Inside television-ball

As a former worker in the television industry who knows a bit about the inner workings of a basic tv affiliate station and programming choices as well...tv programmers are quite possibly, the dumbest people in television. Surprisingly, it's not because they choose crappy programs.

The most current example stems from an advertisement on the radio I heard on the way home from my Sunday ritual: the NY Times, Frank Rich, at Starbucks.

The Discovery Channel, a marginal-to-prominent cable channel which has done well recently is apparently fucking with their schedule now.

The highly popular and fantastic show, Dirty Jobs with Mike Rowe, has consistently aired new shows on Wednesdays at 9pm Eastern. Well, this just in...this is no longer true. They are moving Mike to Mondays at some time, I think it was 9pm Eastern still.

OY! The Discovery Channel wishes to fuck with one of it's stud shows by dicking around with the schedule. A channel in their position should NOT be playing Russian Roulette with a hit show.

The standard industry argument is as follows: Once a show becomes a "hit" and has a deep following, they will "find" the show wherever it lands on the schedule.

Back when there were only 5 major networks (ABC, NBC, CBS, FOX, PBS), this could hold water because it wouldn't be hard to find among 5 channels. Today with the internet, a billion television channels all going for a specific niche, fucking with a shows schedule will cause it to die an early death.

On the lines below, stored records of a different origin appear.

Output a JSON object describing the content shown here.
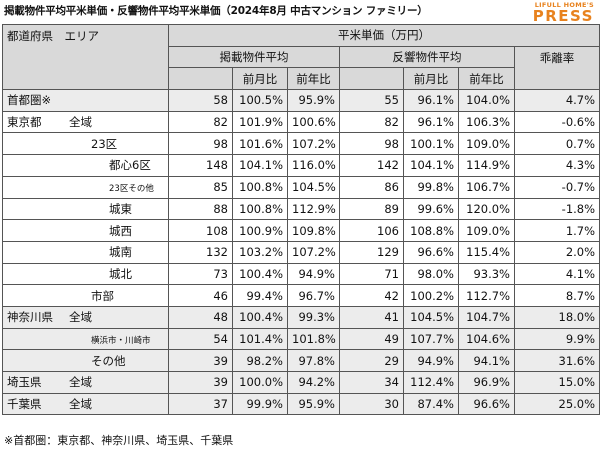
{
  "title": "掲載物件平均平米単価・反響物件平均平米単価（2024年8月 中古マンション ファミリー）",
  "logo": {
    "sub": "LIFULL HOME'S",
    "main": "PRESS"
  },
  "header": {
    "area_label": "都道府県　エリア",
    "group_label": "平米単価（万円）",
    "listed_label": "掲載物件平均",
    "response_label": "反響物件平均",
    "divergence_label": "乖離率",
    "mom_label": "前月比",
    "yoy_label": "前年比"
  },
  "rows": [
    {
      "pref": "首都圏※",
      "area": "",
      "indent": 0,
      "l_val": "58",
      "l_mom": "100.5%",
      "l_yoy": "95.9%",
      "r_val": "55",
      "r_mom": "96.1%",
      "r_yoy": "104.0%",
      "div": "4.7%"
    },
    {
      "pref": "東京都",
      "area": "全域",
      "indent": 1,
      "l_val": "82",
      "l_mom": "101.9%",
      "l_yoy": "100.6%",
      "r_val": "82",
      "r_mom": "96.1%",
      "r_yoy": "106.3%",
      "div": "-0.6%"
    },
    {
      "pref": "",
      "area": "23区",
      "indent": 2,
      "l_val": "98",
      "l_mom": "101.6%",
      "l_yoy": "107.2%",
      "r_val": "98",
      "r_mom": "100.1%",
      "r_yoy": "109.0%",
      "div": "0.7%"
    },
    {
      "pref": "",
      "area": "都心6区",
      "indent": 3,
      "l_val": "148",
      "l_mom": "104.1%",
      "l_yoy": "116.0%",
      "r_val": "142",
      "r_mom": "104.1%",
      "r_yoy": "114.9%",
      "div": "4.3%"
    },
    {
      "pref": "",
      "area": "23区その他",
      "indent": 3,
      "small": true,
      "l_val": "85",
      "l_mom": "100.8%",
      "l_yoy": "104.5%",
      "r_val": "86",
      "r_mom": "99.8%",
      "r_yoy": "106.7%",
      "div": "-0.7%"
    },
    {
      "pref": "",
      "area": "城東",
      "indent": 3,
      "l_val": "88",
      "l_mom": "100.8%",
      "l_yoy": "112.9%",
      "r_val": "89",
      "r_mom": "99.6%",
      "r_yoy": "120.0%",
      "div": "-1.8%"
    },
    {
      "pref": "",
      "area": "城西",
      "indent": 3,
      "l_val": "108",
      "l_mom": "100.9%",
      "l_yoy": "109.8%",
      "r_val": "106",
      "r_mom": "108.8%",
      "r_yoy": "109.0%",
      "div": "1.7%"
    },
    {
      "pref": "",
      "area": "城南",
      "indent": 3,
      "l_val": "132",
      "l_mom": "103.2%",
      "l_yoy": "107.2%",
      "r_val": "129",
      "r_mom": "96.6%",
      "r_yoy": "115.4%",
      "div": "2.0%"
    },
    {
      "pref": "",
      "area": "城北",
      "indent": 3,
      "l_val": "73",
      "l_mom": "100.4%",
      "l_yoy": "94.9%",
      "r_val": "71",
      "r_mom": "98.0%",
      "r_yoy": "93.3%",
      "div": "4.1%"
    },
    {
      "pref": "",
      "area": "市部",
      "indent": 2,
      "l_val": "46",
      "l_mom": "99.4%",
      "l_yoy": "96.7%",
      "r_val": "42",
      "r_mom": "100.2%",
      "r_yoy": "112.7%",
      "div": "8.7%"
    },
    {
      "pref": "神奈川県",
      "area": "全域",
      "indent": 1,
      "l_val": "48",
      "l_mom": "100.4%",
      "l_yoy": "99.3%",
      "r_val": "41",
      "r_mom": "104.5%",
      "r_yoy": "104.7%",
      "div": "18.0%"
    },
    {
      "pref": "",
      "area": "横浜市・川崎市",
      "indent": 2,
      "small": true,
      "l_val": "54",
      "l_mom": "101.4%",
      "l_yoy": "101.8%",
      "r_val": "49",
      "r_mom": "107.7%",
      "r_yoy": "104.6%",
      "div": "9.9%"
    },
    {
      "pref": "",
      "area": "その他",
      "indent": 2,
      "l_val": "39",
      "l_mom": "98.2%",
      "l_yoy": "97.8%",
      "r_val": "29",
      "r_mom": "94.9%",
      "r_yoy": "94.1%",
      "div": "31.6%"
    },
    {
      "pref": "埼玉県",
      "area": "全域",
      "indent": 1,
      "l_val": "39",
      "l_mom": "100.0%",
      "l_yoy": "94.2%",
      "r_val": "34",
      "r_mom": "112.4%",
      "r_yoy": "96.9%",
      "div": "15.0%"
    },
    {
      "pref": "千葉県",
      "area": "全域",
      "indent": 1,
      "l_val": "37",
      "l_mom": "99.9%",
      "l_yoy": "95.9%",
      "r_val": "30",
      "r_mom": "87.4%",
      "r_yoy": "96.6%",
      "div": "25.0%"
    }
  ],
  "footnote": "※首都圏：東京都、神奈川県、埼玉県、千葉県"
}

The proper way is to establish a "hit." Then, like NBC did with "Friends," they left it alone, but they developed new "hits" by putting those shows directly before or after "Friends," while promoting those shows during the hit. That's how NBC built their big Thursday night lineup years ago, and how ABC built up their TGIF lineup way back in the early 90s I think it was. I mean, come on! "Step by Step," "Family Matters" those were marginally good shows, but by programming, packaging, and promoting them effectively, ABC brass built them into "hits" that brought in the big dough.

Shame on the Discovery Channel and I hope Mike Rowe kicks their ass.